L’appel du procureur de la République a été notifié aux parties conformément aux dispositions légales et réglementaires du Code de l’entrée et du séjour des étrangers et du droit d’asile.
Au regard de la demande d’effet suspensif de l’appel, la question des garanties de représentation effectives de l’intimé, M. [O] [X], est déterminante, puisque la demande ne vise par ailleurs qu’un risque de trouble à l’ordre public et non une menace grave pour ce dernier.
Or il résulte des pièces de la procédure les éléments suivants :
— l’arrêté portant obligation de quitter le territoire français est en date du 02 mars 2026 soit du même jour que le placement en rétention et il n’est fait mention d’aucune décision antérieure d’éloignement qui n’aurait pas été respectée par M. [O] [X], ce dernier ayant surabondamment et par ailleurs manifestement quitté le territoire français suite à l’arrêté de 2023 et celui de 2025 accompagné de sa notification ne figurant pas dûment à la procédure ;
— M. [O] [X] a présenté dès son contrôle par les services de police les photographies d’un permis de conduire pakistanais ainsi que d’un titre de séjour portugais, tous deux à son nom et supportant sa photographie, et a déposé auprès des services de police dans le cadre de sa rétention ce titre de séjour en cours de validité ;
— il a déclaré d’emblée vivre au [Localité 2] (93) et a justifié depuis de son hébergement au [Adresse 1] de cette même ville ;
— la consultation du FAED n’a retrouvé l’usage d’un alias ;
— il a déclaré d’emblée être prêt à repartir au Portugal, pays d’loignement actuellement prévu dans le cadre d’une réadmission.

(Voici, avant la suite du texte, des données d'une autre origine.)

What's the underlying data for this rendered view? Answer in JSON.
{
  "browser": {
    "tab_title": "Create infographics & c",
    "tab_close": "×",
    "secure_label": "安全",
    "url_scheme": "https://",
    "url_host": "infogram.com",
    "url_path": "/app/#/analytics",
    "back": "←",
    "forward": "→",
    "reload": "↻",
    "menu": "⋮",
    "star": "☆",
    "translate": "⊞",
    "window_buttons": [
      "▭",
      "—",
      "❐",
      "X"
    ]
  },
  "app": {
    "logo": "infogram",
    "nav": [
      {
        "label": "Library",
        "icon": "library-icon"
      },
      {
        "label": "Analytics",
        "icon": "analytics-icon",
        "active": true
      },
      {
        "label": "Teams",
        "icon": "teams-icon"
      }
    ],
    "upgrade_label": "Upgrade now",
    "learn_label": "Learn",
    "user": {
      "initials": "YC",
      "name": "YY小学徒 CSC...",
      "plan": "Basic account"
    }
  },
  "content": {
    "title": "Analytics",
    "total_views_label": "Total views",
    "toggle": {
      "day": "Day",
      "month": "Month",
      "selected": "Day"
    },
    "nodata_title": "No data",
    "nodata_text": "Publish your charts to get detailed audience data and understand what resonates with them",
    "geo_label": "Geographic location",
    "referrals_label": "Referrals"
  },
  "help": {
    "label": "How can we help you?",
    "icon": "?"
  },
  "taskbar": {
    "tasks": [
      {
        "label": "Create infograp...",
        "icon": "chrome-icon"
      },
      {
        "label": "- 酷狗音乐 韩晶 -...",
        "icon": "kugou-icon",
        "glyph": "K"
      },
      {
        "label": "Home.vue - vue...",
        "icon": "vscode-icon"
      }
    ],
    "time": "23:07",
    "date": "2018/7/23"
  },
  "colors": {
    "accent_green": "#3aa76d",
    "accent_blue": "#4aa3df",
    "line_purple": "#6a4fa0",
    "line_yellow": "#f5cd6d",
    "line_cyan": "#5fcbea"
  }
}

Il en résulte que M. [O] [X] présente des garanties suffisantes et qu’il ne peut être retenu comme caractérisé qu’il risque de se soustraire, si elle lui est défavorable, à la décision d’appel, de sorte qu’il n’y a pas lieu de suspendre les effets de l’ordonnance du premier juge.
PAR CES MOTIFS
REJETONS la demande du procureur de la République près le tribunal judiciaire de Paris, tendant à voir déclarer son appel suspensif,
INFORMONS Monsieur [O] [X], de ce qu’il sera statué au fond, à l’audience du Lundi 09 mars 2026, à 11h00,
DISONS que la présente ordonnance vaut convocation à ladite audience,
ORDONNONS la remise immédiate au procureur général d’une expédition de la présente ordonnance.
Fait à [Localité 3], le 07 mars 2026
LE GREFFIER, LE PRÉSIDENT,
LA PRÉSENTE DÉCISION N’EST PAS SUSCEPTIBLE DE RECOURS.